The situation shared similarities to a July 20 incident when Santa Maria Police officers shot 31-year-old Javier Gaona after he allegedly lunged at officers while holding a knife. 

In the past couple of years, several police-involved shootings throughout the U.S. have prompted the public to question police use of force.

The Sun reached out to the LPD about its use of force policy, but as of press time, department representatives hadn’t responded. The Santa Barbara County Sheriff’s Office is investigating the incident, as well as the Gaona case, and isn’t required by law to talk about either one until the investigations are complete, sheriff’s representatives have said.

In both cases, the suspects had knives, or what police call “edged” weapons—basically anything sharp that has the potential to kill or cause great bodily injury, according to Chuck Rylant, a retired local police officer and court-recognized use-of-force expert. He added that such circumstances are always viewed as potential deadly force situations.  

Rylant told the Sun that officers are trained to consider using deadly force when confronting suspects with edged weapons if they’re the first officers on the scene. An officer is more likely to consider less-than-lethal force when backup arrives, Rylant added, but that’s not always the case.  

Officers are likely to fall back on their training in scenarios where they must make split-second decisions, Rylant said.
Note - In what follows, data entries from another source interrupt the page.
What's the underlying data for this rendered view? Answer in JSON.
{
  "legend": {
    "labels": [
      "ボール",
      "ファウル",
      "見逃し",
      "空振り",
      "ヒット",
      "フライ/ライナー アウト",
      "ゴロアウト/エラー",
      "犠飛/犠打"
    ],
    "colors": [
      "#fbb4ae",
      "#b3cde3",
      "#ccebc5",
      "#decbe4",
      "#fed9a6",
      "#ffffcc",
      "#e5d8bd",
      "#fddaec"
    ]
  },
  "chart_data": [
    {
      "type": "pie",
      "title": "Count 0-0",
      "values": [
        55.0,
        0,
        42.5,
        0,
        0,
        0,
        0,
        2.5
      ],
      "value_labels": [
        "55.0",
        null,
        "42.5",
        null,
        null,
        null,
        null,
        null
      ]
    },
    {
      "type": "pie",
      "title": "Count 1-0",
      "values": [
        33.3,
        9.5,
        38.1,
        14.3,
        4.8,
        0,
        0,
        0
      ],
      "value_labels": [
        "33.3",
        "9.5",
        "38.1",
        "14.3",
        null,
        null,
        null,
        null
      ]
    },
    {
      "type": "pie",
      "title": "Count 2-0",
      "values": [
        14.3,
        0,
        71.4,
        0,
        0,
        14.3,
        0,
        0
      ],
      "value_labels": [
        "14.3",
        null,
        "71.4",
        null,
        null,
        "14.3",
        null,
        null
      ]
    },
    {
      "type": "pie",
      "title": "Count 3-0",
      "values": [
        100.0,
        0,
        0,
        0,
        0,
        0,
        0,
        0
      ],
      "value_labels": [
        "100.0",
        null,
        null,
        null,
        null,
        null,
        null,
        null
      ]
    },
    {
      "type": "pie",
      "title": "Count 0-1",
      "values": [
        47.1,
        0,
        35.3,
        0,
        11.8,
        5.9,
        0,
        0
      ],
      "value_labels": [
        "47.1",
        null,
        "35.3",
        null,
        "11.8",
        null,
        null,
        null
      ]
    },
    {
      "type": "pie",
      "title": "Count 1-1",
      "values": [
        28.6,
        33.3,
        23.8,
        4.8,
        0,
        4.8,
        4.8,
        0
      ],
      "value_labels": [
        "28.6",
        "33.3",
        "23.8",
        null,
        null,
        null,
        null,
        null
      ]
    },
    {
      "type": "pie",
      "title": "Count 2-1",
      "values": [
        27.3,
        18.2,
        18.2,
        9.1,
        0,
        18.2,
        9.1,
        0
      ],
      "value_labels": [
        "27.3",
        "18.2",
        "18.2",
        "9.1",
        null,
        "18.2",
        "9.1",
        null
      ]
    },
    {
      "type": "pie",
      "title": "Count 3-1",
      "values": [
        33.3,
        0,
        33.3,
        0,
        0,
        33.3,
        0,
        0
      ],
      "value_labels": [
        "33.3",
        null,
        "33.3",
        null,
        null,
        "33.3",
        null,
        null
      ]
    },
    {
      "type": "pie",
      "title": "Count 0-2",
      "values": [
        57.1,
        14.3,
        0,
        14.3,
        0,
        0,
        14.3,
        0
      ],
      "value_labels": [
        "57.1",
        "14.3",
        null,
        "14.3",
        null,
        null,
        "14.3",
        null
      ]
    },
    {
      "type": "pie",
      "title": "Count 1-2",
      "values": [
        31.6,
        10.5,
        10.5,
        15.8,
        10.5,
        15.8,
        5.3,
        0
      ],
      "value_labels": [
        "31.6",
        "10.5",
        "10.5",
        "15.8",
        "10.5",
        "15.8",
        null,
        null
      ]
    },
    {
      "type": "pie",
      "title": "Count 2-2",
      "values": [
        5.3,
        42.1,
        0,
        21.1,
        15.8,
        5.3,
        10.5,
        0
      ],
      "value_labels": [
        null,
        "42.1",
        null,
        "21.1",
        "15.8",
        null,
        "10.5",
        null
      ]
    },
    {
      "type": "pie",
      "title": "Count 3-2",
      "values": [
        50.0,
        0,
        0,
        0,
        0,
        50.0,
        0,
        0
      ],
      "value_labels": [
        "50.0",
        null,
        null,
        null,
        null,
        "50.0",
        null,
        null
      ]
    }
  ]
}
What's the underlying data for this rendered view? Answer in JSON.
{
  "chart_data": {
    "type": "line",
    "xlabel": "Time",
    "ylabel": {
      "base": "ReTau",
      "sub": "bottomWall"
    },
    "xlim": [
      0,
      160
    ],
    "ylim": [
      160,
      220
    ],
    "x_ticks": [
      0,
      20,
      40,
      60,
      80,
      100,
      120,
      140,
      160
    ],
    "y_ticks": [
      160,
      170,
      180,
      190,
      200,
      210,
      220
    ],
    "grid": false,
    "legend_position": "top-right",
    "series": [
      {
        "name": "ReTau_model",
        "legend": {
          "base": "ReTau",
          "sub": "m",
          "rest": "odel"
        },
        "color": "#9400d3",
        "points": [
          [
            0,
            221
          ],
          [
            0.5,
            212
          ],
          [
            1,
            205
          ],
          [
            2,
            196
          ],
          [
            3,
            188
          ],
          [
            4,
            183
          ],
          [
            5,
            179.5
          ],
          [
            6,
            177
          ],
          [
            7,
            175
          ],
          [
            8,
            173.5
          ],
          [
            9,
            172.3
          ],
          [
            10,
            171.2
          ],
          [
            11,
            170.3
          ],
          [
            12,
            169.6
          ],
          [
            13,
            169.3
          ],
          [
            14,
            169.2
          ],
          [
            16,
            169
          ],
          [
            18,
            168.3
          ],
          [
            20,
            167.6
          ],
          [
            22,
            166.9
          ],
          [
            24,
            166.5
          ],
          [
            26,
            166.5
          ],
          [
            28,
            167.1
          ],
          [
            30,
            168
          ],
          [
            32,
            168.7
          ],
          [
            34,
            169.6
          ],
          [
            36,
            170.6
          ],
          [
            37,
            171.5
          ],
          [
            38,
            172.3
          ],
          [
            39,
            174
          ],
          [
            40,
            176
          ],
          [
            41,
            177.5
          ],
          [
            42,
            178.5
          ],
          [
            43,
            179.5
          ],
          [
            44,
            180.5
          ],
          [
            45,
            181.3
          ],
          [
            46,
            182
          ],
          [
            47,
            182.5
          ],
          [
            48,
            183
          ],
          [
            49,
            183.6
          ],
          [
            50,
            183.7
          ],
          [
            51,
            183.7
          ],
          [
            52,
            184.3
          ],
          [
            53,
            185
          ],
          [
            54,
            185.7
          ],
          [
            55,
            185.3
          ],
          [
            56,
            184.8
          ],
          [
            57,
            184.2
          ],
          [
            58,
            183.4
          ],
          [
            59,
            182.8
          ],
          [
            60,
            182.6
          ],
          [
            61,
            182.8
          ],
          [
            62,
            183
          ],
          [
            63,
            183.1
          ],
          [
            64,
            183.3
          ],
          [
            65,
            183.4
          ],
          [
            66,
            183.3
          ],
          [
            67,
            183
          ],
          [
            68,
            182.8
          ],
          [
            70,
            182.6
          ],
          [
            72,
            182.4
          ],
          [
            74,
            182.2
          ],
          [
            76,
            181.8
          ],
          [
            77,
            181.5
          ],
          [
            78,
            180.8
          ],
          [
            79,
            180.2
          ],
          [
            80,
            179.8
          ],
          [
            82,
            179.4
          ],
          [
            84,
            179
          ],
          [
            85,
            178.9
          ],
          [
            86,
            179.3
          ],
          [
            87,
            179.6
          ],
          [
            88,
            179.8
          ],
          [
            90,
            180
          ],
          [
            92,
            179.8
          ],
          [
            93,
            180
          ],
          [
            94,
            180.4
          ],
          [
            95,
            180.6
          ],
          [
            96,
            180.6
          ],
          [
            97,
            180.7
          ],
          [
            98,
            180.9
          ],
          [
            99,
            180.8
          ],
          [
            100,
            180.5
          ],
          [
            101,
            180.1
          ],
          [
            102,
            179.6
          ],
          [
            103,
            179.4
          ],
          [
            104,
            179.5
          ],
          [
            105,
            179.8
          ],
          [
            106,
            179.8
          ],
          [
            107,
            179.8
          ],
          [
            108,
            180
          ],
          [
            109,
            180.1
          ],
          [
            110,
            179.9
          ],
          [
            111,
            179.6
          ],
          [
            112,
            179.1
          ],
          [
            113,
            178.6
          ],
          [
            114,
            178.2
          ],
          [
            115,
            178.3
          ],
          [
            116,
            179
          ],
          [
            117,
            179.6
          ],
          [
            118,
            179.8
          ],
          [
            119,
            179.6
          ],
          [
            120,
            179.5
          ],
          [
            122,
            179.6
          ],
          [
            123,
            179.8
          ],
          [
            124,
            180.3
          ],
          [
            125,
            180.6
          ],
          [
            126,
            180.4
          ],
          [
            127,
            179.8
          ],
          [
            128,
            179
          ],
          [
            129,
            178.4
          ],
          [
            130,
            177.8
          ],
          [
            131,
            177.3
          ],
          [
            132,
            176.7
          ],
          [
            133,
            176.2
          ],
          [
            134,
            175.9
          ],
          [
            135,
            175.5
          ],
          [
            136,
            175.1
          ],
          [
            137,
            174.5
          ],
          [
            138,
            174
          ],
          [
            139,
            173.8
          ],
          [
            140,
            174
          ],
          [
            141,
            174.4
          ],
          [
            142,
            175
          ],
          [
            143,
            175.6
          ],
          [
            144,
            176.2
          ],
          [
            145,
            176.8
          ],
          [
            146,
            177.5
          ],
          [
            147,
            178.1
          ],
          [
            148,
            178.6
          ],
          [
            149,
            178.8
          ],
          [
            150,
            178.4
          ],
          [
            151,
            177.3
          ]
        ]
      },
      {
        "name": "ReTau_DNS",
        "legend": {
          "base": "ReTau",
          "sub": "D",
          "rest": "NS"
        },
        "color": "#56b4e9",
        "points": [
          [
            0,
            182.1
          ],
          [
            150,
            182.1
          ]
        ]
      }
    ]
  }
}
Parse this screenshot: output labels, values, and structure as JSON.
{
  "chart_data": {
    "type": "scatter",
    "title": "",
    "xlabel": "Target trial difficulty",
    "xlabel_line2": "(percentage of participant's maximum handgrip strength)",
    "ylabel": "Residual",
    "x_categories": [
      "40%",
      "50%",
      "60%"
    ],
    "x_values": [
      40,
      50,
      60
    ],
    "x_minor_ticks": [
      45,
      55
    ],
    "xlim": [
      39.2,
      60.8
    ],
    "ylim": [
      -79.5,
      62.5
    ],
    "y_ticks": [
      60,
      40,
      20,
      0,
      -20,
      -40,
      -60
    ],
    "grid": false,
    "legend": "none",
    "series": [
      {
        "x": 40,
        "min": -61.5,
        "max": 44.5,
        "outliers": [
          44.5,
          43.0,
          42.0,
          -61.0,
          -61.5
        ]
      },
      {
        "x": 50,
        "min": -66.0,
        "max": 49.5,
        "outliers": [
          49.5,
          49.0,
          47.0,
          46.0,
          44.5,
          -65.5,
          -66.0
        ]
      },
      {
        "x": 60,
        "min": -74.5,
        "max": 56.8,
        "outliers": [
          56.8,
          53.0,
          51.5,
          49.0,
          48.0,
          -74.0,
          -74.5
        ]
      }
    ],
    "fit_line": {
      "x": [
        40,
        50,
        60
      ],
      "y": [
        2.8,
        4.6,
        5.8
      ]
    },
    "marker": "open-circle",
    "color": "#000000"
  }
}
One such training tactic requires officers to consider the 21-foot rule in determining whether to use deadly force. The rule comes from research conducted by Salt Lake City self-defense trainer Dennis Tueller, who determined that an average-sized suspect armed with a knife can cover a distance of 21 feet in the time it takes an officer to draw his or her weapon and fire two rounds at the center of the body. 

Police have to be closer to the suspect to use a stun gun, which puts them within the 21-foot zone, Rylant said, adding that this less-than-lethal option may not always be effective. Calling it a “subpar” weapon, Rylant cited a 60 percent failure rate in the use of stun guns among the hundreds of officers across the Central Coast who use them. 

“You, as the officer, are setting up for a situation where you could be killed or very seriously hurt,” Rylant said. “No cop ever wants to shoot anybody. When they shoot somebody, their life is turned upside down and it’s bad for everybody.”

Many police departments, including the Sheriff’s Office, base their use-of-force policies on California law; the Fourth Amendment, which pertains to search and seizure; and the 1989 U.S. Supreme Court case of Graham v. Connor. In this case, it was determined that officers should take into account certain factors when making use-of-force decisions, including severity of the crime, threat posed by the subject, and any attempts to resist or evade arrest. 

The case “defines how use of force must be both applied and judged after the fact,” Santa Barbara County Sheriff’s Office Sgt. Garrett TeSlaa said.

“Our deputies are trained in de-escalation techniques and officer-safety tactics that emphasize communication and empathy first,” he said. “However, the unfortunate reality is that no two situations are alike, and all peace officers have the right to self-defense and [have taken] an oath to protect the public.”

The Sheriff’s Office is still investigating the Lompoc and Santa Maria police-involved shootings. The Santa Maria Police Department has yet to release the names of the officers involved in the Gaona shooting.